Objective: The learner will resolve conflicts with his/her classmate by sharing feelings in an organized class meeting where the teacher leads the whole class in a non-judgmental discussion.
Materials: Chairs in a circle, list of protocols on board or chart paper, talking stick.
- Tell the students that they are going to have a class meeting and to gather their chairs in a circle.
- Go over the protocols for a class meeting:
- No blame or put downs
- The only person speaking is the one holding the talking stick. All others listen with respectful body language.
- Use “I feel” messages.
- The only responses allowed are, “I’m sorry,” or “Thank you for sharing.”
- Explain to the students that they are going to find a way to get the entire class community to come together.

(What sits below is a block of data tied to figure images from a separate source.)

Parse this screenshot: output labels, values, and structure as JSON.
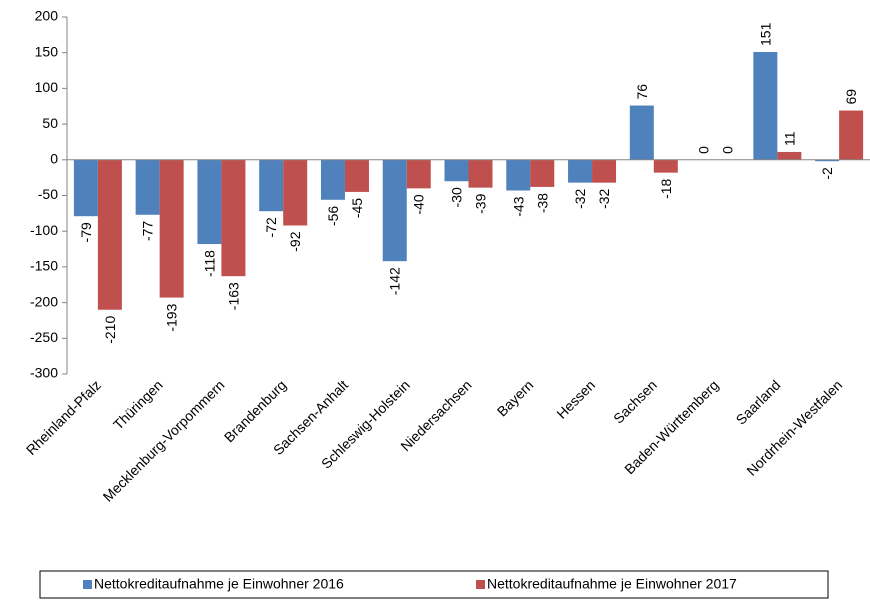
{
  "chart_data": {
    "type": "bar",
    "categories": [
      "Rheinland-Pfalz",
      "Thüringen",
      "Mecklenburg-Vorpommern",
      "Brandenburg",
      "Sachsen-Anhalt",
      "Schleswig-Holstein",
      "Niedersachsen",
      "Bayern",
      "Hessen",
      "Sachsen",
      "Baden-Württemberg",
      "Saarland",
      "Nordrhein-Westfalen"
    ],
    "series": [
      {
        "name": "Nettokreditaufnahme je Einwohner 2016",
        "color": "#4f81bd",
        "values": [
          -79,
          -77,
          -118,
          -72,
          -56,
          -142,
          -30,
          -43,
          -32,
          76,
          0,
          151,
          -2
        ]
      },
      {
        "name": "Nettokreditaufnahme je Einwohner 2017",
        "color": "#c0504d",
        "values": [
          -210,
          -193,
          -163,
          -92,
          -45,
          -40,
          -39,
          -38,
          -32,
          -18,
          0,
          11,
          69
        ]
      }
    ],
    "ylim": [
      -300,
      200
    ],
    "yticks": [
      -300,
      -250,
      -200,
      -150,
      -100,
      -50,
      0,
      50,
      100,
      150,
      200
    ],
    "grid": false,
    "legend": "bottom"
  }
}
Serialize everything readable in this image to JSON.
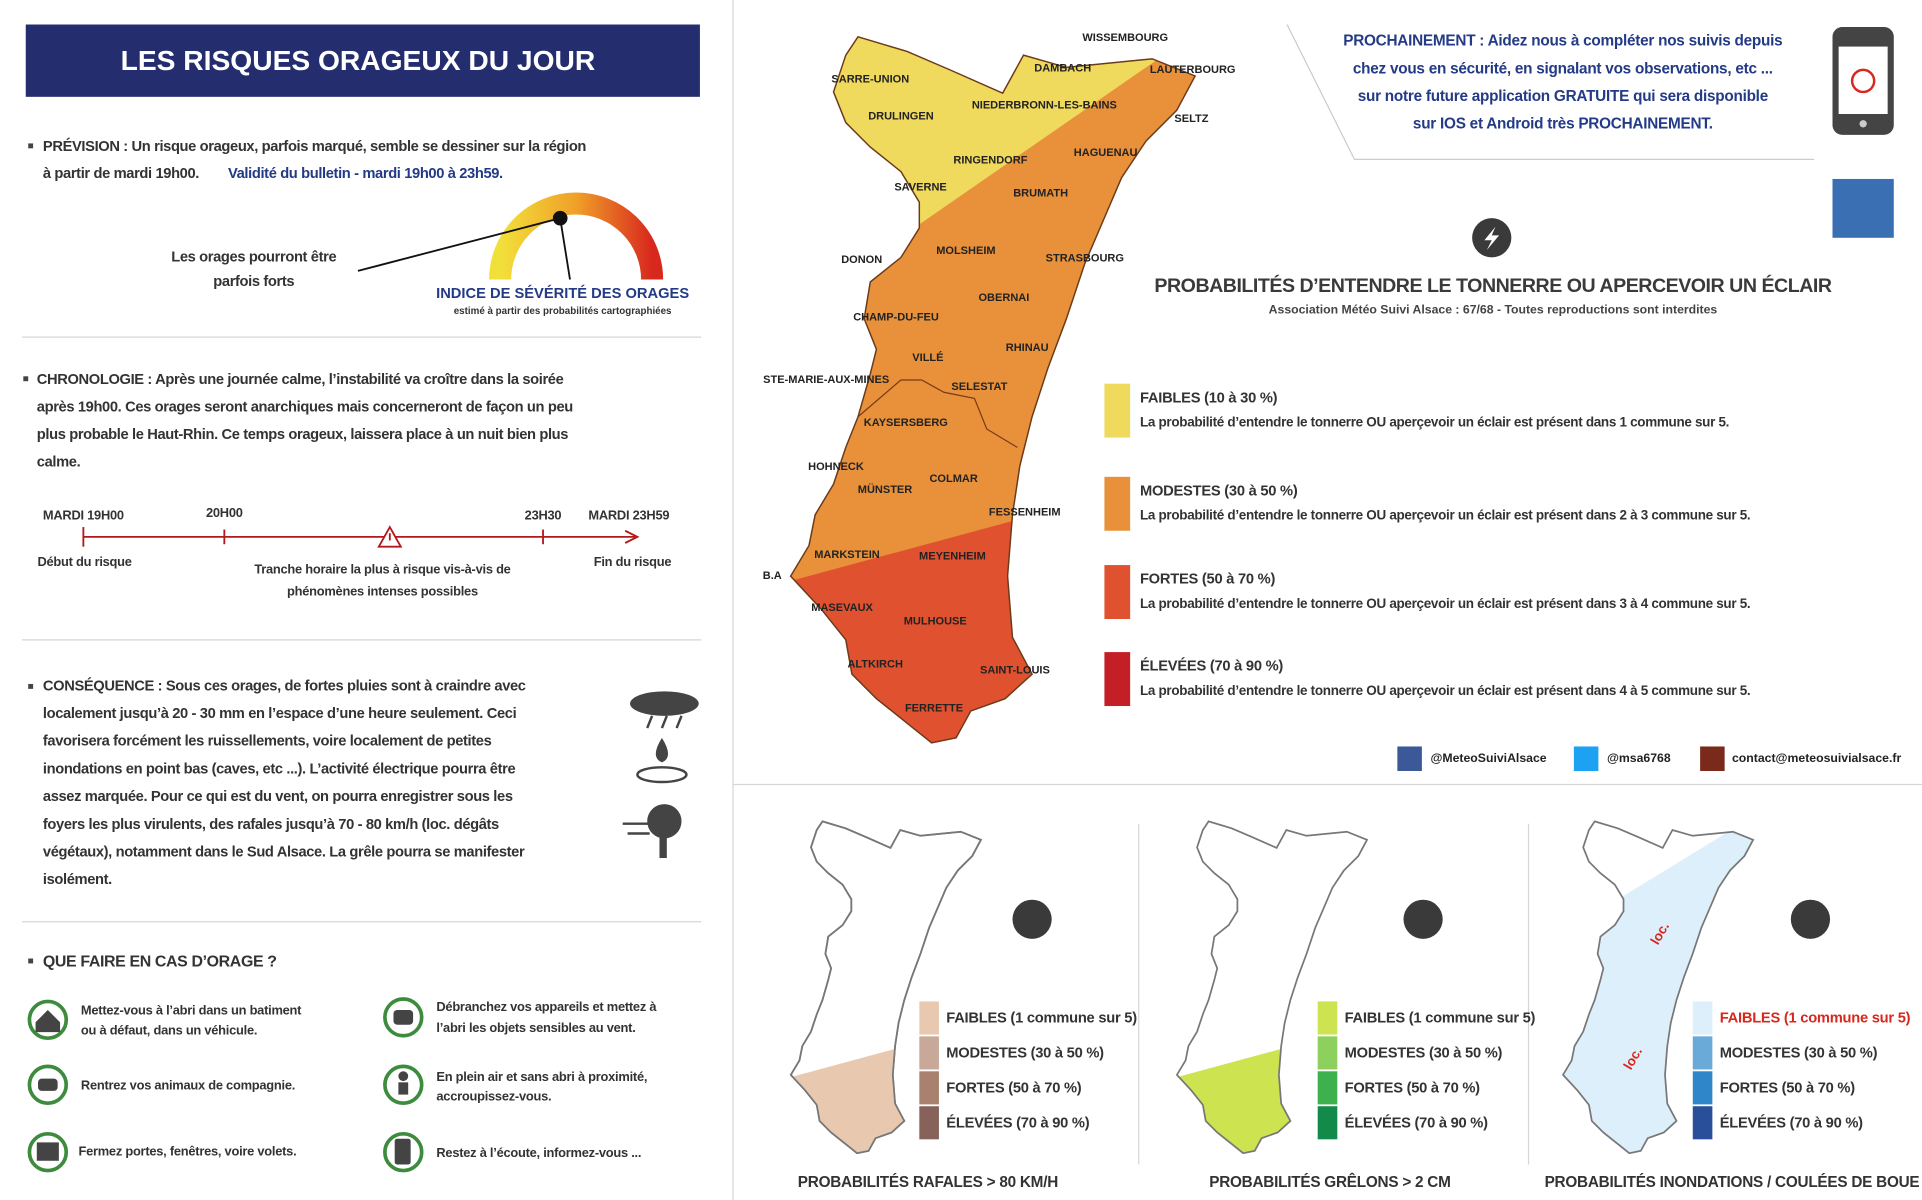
{
  "left_panel": {
    "title": "LES RISQUES ORAGEUX DU JOUR",
    "prevision": {
      "lines": [
        "PRÉVISION : Un risque orageux, parfois marqué, semble se dessiner sur la région",
        "à partir de mardi 19h00."
      ],
      "validity": "Validité du bulletin - mardi 19h00 à 23h59."
    },
    "gauge": {
      "caption": [
        "Les orages pourront être",
        "parfois forts"
      ],
      "label": "INDICE DE SÉVÉRITÉ DES ORAGES",
      "sublabel": "estimé à partir des probabilités cartographiées"
    },
    "chronologie": {
      "lines": [
        "CHRONOLOGIE : Après une journée calme, l’instabilité va croître dans la soirée",
        "après 19h00. Ces orages seront anarchiques mais concerneront de façon un peu",
        "plus probable le Haut-Rhin. Ce temps orageux, laissera place à un nuit bien plus",
        "calme."
      ]
    },
    "timeline": {
      "start": "MARDI 19H00",
      "first": "20H00",
      "last": "23H30",
      "end": "MARDI 23H59",
      "start_note": "Début du risque",
      "peak_note": [
        "Tranche horaire la plus à risque vis-à-vis de",
        "phénomènes intenses possibles"
      ],
      "end_note": "Fin du risque"
    },
    "consequence": {
      "lines": [
        "CONSÉQUENCE : Sous ces orages, de fortes pluies sont à craindre avec",
        "localement jusqu’à 20 - 30 mm en l’espace d’une heure seulement. Ceci",
        "favorisera forcément les ruissellements, voire localement de petites",
        "inondations en point bas (caves, etc ...). L’activité électrique pourra être",
        "assez marquée. Pour ce qui est du vent, on pourra enregistrer sous les",
        "foyers les plus virulents, des rafales jusqu’à 70 - 80 km/h (loc. dégâts",
        "végétaux), notamment dans le Sud Alsace. La grêle pourra se manifester",
        "isolément."
      ]
    },
    "what_to_do": {
      "title": "QUE FAIRE EN CAS D’ORAGE ?",
      "items": [
        [
          "Mettez-vous à l’abri dans un batiment",
          "ou à défaut, dans un véhicule."
        ],
        [
          "Débranchez vos appareils et mettez à",
          "l’abri les objets sensibles au vent."
        ],
        [
          "Rentrez vos animaux de compagnie."
        ],
        [
          "En plein air et sans abri à proximité,",
          "accroupissez-vous."
        ],
        [
          "Fermez portes, fenêtres, voire volets."
        ],
        [
          "Restez à l’écoute, informez-vous ..."
        ]
      ]
    }
  },
  "announcement": [
    "PROCHAINEMENT : Aidez nous à compléter nos suivis depuis",
    "chez vous en sécurité, en signalant vos observations, etc ...",
    "sur notre future application GRATUITE qui sera disponible",
    "sur IOS et Android très PROCHAINEMENT."
  ],
  "main_map": {
    "title": "PROBABILITÉS D’ENTENDRE LE TONNERRE OU APERCEVOIR UN ÉCLAIR",
    "subtitle": "Association Météo Suivi Alsace : 67/68 - Toutes reproductions sont interdites",
    "cities": [
      "WISSEMBOURG",
      "DAMBACH",
      "LAUTERBOURG",
      "SARRE-UNION",
      "NIEDERBRONN-LES-BAINS",
      "SELTZ",
      "DRULINGEN",
      "HAGUENAU",
      "RINGENDORF",
      "SAVERNE",
      "BRUMATH",
      "DONON",
      "MOLSHEIM",
      "STRASBOURG",
      "OBERNAI",
      "CHAMP-DU-FEU",
      "RHINAU",
      "VILLÉ",
      "STE-MARIE-AUX-MINES",
      "SELESTAT",
      "KAYSERSBERG",
      "HOHNECK",
      "COLMAR",
      "MÜNSTER",
      "FESSENHEIM",
      "MARKSTEIN",
      "MEYENHEIM",
      "B.A",
      "MASEVAUX",
      "MULHOUSE",
      "ALTKIRCH",
      "SAINT-LOUIS",
      "FERRETTE"
    ],
    "legend": [
      {
        "label": "FAIBLES (10 à 30 %)",
        "description": "La probabilité d’entendre le tonnerre OU aperçevoir un éclair est présent dans 1 commune sur 5.",
        "color": "#f0da5e"
      },
      {
        "label": "MODESTES (30 à 50 %)",
        "description": "La probabilité d’entendre le tonnerre OU aperçevoir un éclair est présent dans 2 à 3 commune sur 5.",
        "color": "#e8913a"
      },
      {
        "label": "FORTES (50 à 70 %)",
        "description": "La probabilité d’entendre le tonnerre OU aperçevoir un éclair est présent dans 3 à 4 commune sur 5.",
        "color": "#e0522f"
      },
      {
        "label": "ÉLEVÉES (70 à 90 %)",
        "description": "La probabilité d’entendre le tonnerre OU aperçevoir un éclair est présent dans 4 à 5 commune sur 5.",
        "color": "#c41e26"
      }
    ]
  },
  "social": [
    "@MeteoSuiviAlsace",
    "@msa6768",
    "contact@meteosuivialsace.fr"
  ],
  "small_maps": [
    {
      "title": "PROBABILITÉS RAFALES > 80 KM/H",
      "legend": [
        {
          "label": "FAIBLES (1 commune sur 5)",
          "color": "#e8c9b0"
        },
        {
          "label": "MODESTES (30 à 50 %)",
          "color": "#c8a898"
        },
        {
          "label": "FORTES (50 à 70 %)",
          "color": "#a8826f"
        },
        {
          "label": "ÉLEVÉES (70 à 90 %)",
          "color": "#86625a"
        }
      ]
    },
    {
      "title": "PROBABILITÉS GRÊLONS > 2 CM",
      "legend": [
        {
          "label": "FAIBLES (1 commune sur 5)",
          "color": "#cde34f"
        },
        {
          "label": "MODESTES (30 à 50 %)",
          "color": "#8dd05e"
        },
        {
          "label": "FORTES (50 à 70 %)",
          "color": "#3fb04e"
        },
        {
          "label": "ÉLEVÉES (70 à 90 %)",
          "color": "#128a4a"
        }
      ]
    },
    {
      "title": "PROBABILITÉS INONDATIONS / COULÉES DE BOUE",
      "annotations": [
        "loc.",
        "loc."
      ],
      "legend": [
        {
          "label": "FAIBLES (1 commune sur 5)",
          "color": "#ddeffb"
        },
        {
          "label": "MODESTES (30 à 50 %)",
          "color": "#6aaad8"
        },
        {
          "label": "FORTES (50 à 70 %)",
          "color": "#2f86c8"
        },
        {
          "label": "ÉLEVÉES (70 à 90 %)",
          "color": "#2a4f9a"
        }
      ]
    }
  ]
}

- Model how to use the talking stick by being the first to speak. Example is as follows: Turn to one boy in class and say something like, “Joe, I feel upset about the choices you have made lately. You have thrown things multiple times in class, chewed gum, and disrupted class. It makes me feel disrespected when you do things like this.”
- Prompt the child to respond with “I’m sorry,” or “Thank you for sharing.”
- Pass the talking stick around the circle giving each child a chance to share. If he/she chooses not to share an “I pass” response is fine.
- Once every child has been able to share feelings it is time for the second round. For this time around the circle focus on problem solving. Have each child say, “I know we’ve had problems in the past but I’d like to__________.” They then fill in the blank.
- If more issues arise the teacher may want to do a third pass around the circle.
- At the end remind the students that what was shared was private, not issues to be gossiped about. They may discuss this with parents but it should not become recess talk.
Evaluation: Were the students able to share honestly with I feel messages? Did others sit quietly while each child held the talking stick? Was there problem solving on the second pass that focused on friendship instead of vindictiveness?
Follow-up: Class meetings should be held at least monthly for the school year in order to give the children a time to air feelings and work on positive assertive vocabulary.